The Hudson Bay was soon considered the ideal starting point for the fur trade in the region. The Hudson Bay Company (short for: Company of Adventurers of England Trading into Hudson’s Bay) was founded in 1670 as a private trading company and received the rights to trade in fur and hunt in the area around the bay from King CHARLES II. It competed with the neighboring trading companies of the French colonists in Canada. The Hudson’s Bay Company controlled the entire area around Hudson Bay and James Bay. They established trading posts (1682 Fort Nelson, which later became inYork Factory was renamed) and established trade contacts with the Inuit and Indians of the region.
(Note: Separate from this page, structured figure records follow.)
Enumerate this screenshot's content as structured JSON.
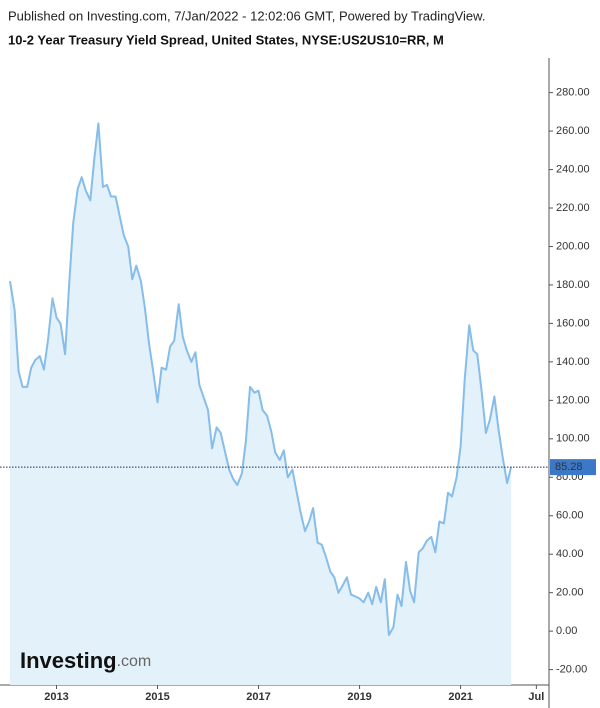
{
  "header": "Published on Investing.com, 7/Jan/2022 - 12:02:06 GMT, Powered by TradingView.",
  "watermark": {
    "brand": "Investing",
    "suffix": ".com"
  },
  "chart_data": {
    "type": "area",
    "title": "10-2 Year Treasury Yield Spread, United States, NYSE:US2US10=RR, M",
    "color": "#86bdea",
    "fill": "#e2f1fa",
    "x": [
      2012.08,
      2012.17,
      2012.25,
      2012.33,
      2012.42,
      2012.5,
      2012.58,
      2012.67,
      2012.75,
      2012.83,
      2012.92,
      2013.0,
      2013.08,
      2013.17,
      2013.25,
      2013.33,
      2013.42,
      2013.5,
      2013.58,
      2013.67,
      2013.75,
      2013.83,
      2013.92,
      2014.0,
      2014.08,
      2014.17,
      2014.25,
      2014.33,
      2014.42,
      2014.5,
      2014.58,
      2014.67,
      2014.75,
      2014.83,
      2014.92,
      2015.0,
      2015.08,
      2015.17,
      2015.25,
      2015.33,
      2015.42,
      2015.5,
      2015.58,
      2015.67,
      2015.75,
      2015.83,
      2015.92,
      2016.0,
      2016.08,
      2016.17,
      2016.25,
      2016.33,
      2016.42,
      2016.5,
      2016.58,
      2016.67,
      2016.75,
      2016.83,
      2016.92,
      2017.0,
      2017.08,
      2017.17,
      2017.25,
      2017.33,
      2017.42,
      2017.5,
      2017.58,
      2017.67,
      2017.75,
      2017.83,
      2017.92,
      2018.0,
      2018.08,
      2018.17,
      2018.25,
      2018.33,
      2018.42,
      2018.5,
      2018.58,
      2018.67,
      2018.75,
      2018.83,
      2018.92,
      2019.0,
      2019.08,
      2019.17,
      2019.25,
      2019.33,
      2019.42,
      2019.5,
      2019.58,
      2019.67,
      2019.75,
      2019.83,
      2019.92,
      2020.0,
      2020.08,
      2020.17,
      2020.25,
      2020.33,
      2020.42,
      2020.5,
      2020.58,
      2020.67,
      2020.75,
      2020.83,
      2020.92,
      2021.0,
      2021.08,
      2021.17,
      2021.25,
      2021.33,
      2021.42,
      2021.5,
      2021.58,
      2021.67,
      2021.75,
      2021.83,
      2021.92,
      2022.0
    ],
    "values": [
      182,
      167,
      135,
      127,
      127,
      137,
      141,
      143,
      136,
      151,
      173,
      163,
      160,
      144,
      180,
      212,
      230,
      236,
      229,
      224,
      246,
      264,
      231,
      232,
      226,
      226,
      216,
      206,
      200,
      183,
      190,
      182,
      168,
      150,
      134,
      119,
      137,
      136,
      148,
      151,
      170,
      153,
      146,
      140,
      145,
      128,
      121,
      115,
      95,
      106,
      103,
      94,
      84,
      79,
      76,
      82,
      99,
      127,
      124,
      125,
      115,
      112,
      104,
      93,
      89,
      94,
      80,
      84,
      73,
      62,
      52,
      57,
      64,
      46,
      45,
      39,
      31,
      28,
      20,
      24,
      28,
      19,
      18,
      17,
      15,
      20,
      14,
      23,
      15,
      27,
      -2,
      2,
      19,
      13,
      36,
      21,
      15,
      41,
      43,
      47,
      49,
      41,
      57,
      56,
      72,
      70,
      80,
      96,
      130,
      159,
      146,
      144,
      124,
      103,
      110,
      122,
      105,
      91,
      77,
      85.28
    ],
    "xlim": [
      2012.04,
      2022.75
    ],
    "xticks": [
      {
        "value": 2013,
        "label": "2013"
      },
      {
        "value": 2015,
        "label": "2015"
      },
      {
        "value": 2017,
        "label": "2017"
      },
      {
        "value": 2019,
        "label": "2019"
      },
      {
        "value": 2021,
        "label": "2021"
      },
      {
        "value": 2022.5,
        "label": "Jul"
      }
    ],
    "ylim": [
      -28,
      298
    ],
    "yticks": [
      {
        "value": -20,
        "label": "-20.00"
      },
      {
        "value": 0,
        "label": "0.00"
      },
      {
        "value": 20,
        "label": "20.00"
      },
      {
        "value": 40,
        "label": "40.00"
      },
      {
        "value": 60,
        "label": "60.00"
      },
      {
        "value": 80,
        "label": "80.00"
      },
      {
        "value": 100,
        "label": "100.00"
      },
      {
        "value": 120,
        "label": "120.00"
      },
      {
        "value": 140,
        "label": "140.00"
      },
      {
        "value": 160,
        "label": "160.00"
      },
      {
        "value": 180,
        "label": "180.00"
      },
      {
        "value": 200,
        "label": "200.00"
      },
      {
        "value": 220,
        "label": "220.00"
      },
      {
        "value": 240,
        "label": "240.00"
      },
      {
        "value": 260,
        "label": "260.00"
      },
      {
        "value": 280,
        "label": "280.00"
      }
    ],
    "y_axis_side": "right",
    "last_value_color": "#3b78c8"
  }
}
These not only played an important role as fur suppliers, but with their knowledge they were also of great help as guides in opening up the interior of the country. The Hudson’s Bay Company was instrumental in the exploration and mapping of this region of Canada. It eventually claimed the entire area of the so-called Northwest Territories (i.e. one third of the area of Canada) as property under its administration. In 1869 the Hudson’s Bay Company sold this vast territory to the newly formed Dominion of Canada.
SIR JOHN FRANKLIN
The expedition to which SIR JOHN FRANKLIN set out on May 19, 1845 at the age of 59, ended in tragedy. FRANKLIN had already led several research trips in northern Canada. This now, which was to be his last, was carried out with two sailing ships, Erebus and Terror, which also had propellers powered by steam. Their mission was to find a north-west passage across Lancaster Sound to the Bering Strait, that is, to the Pacific. Northeast of Baffin Island they were last sighted in July 1845 from a whaling boat. With the help of numerous search expeditions that were carried out from 1848 onwards, it was finally possible to reconstruct the fate of FRANKLIN and his people:
After a battle against the pack ice for more than a year, the Erebus and the Terror had succeeded through the labyrinth of the islands and canals first to the west and then south to the vicinity of King William Island to get. Here they were enclosed by the ice in the winter of 1846. Her provisions lasted for a year and a half. When the crews failed to free one of the ships from the ice by April 1848, the men left the ships and tried to reach a Hudson’s Bay Company station on foot over hundreds of kilometers. Shattering traces found later clearly proved that none of the men, weakened by hunger and cold, survived.
This tragedy, as well as the search and rescue expeditions that followed, made it clear that the Northwest Passage, even when found, was of no use to merchant shipping because of the dangers and obstacles posed by the polar ice.
ROBERT EDWIN PEARY and MATTHEW A. HENSON
The Americans ROBERT EDWIN PEARY and MATTHEW A. HENSON were the first people to reach the North Pole on April 6, 1909 . Naval officer PEARY had been ambitiously planning this venture for 23 years. Several times he had tried in vain to get to the North Pole. The experience he gained in the process benefited him on his last attempt. He himself drafted the plans for the Roosevelt ship , which was specially reinforced against the pressure of the pack ice and, with a 1000 hp steam engine, could advance further north than any other ship before him. PEARY chose Inuit as his companion. He had learned from the Inuit that igloos offer the best protection against cold and storms in the Arctic. He had the Inuit make fur clothing for all participants. Dog sleds should serve as a means of transport for the final leg of the journey. Advance teams, which were changed regularly, prepared the way through ice barriers, some of which were fifteen meters high. So the expedition made good progress. Finally PEARY, HENSON and four Inuit covered the last 240 km to the North Pole alone.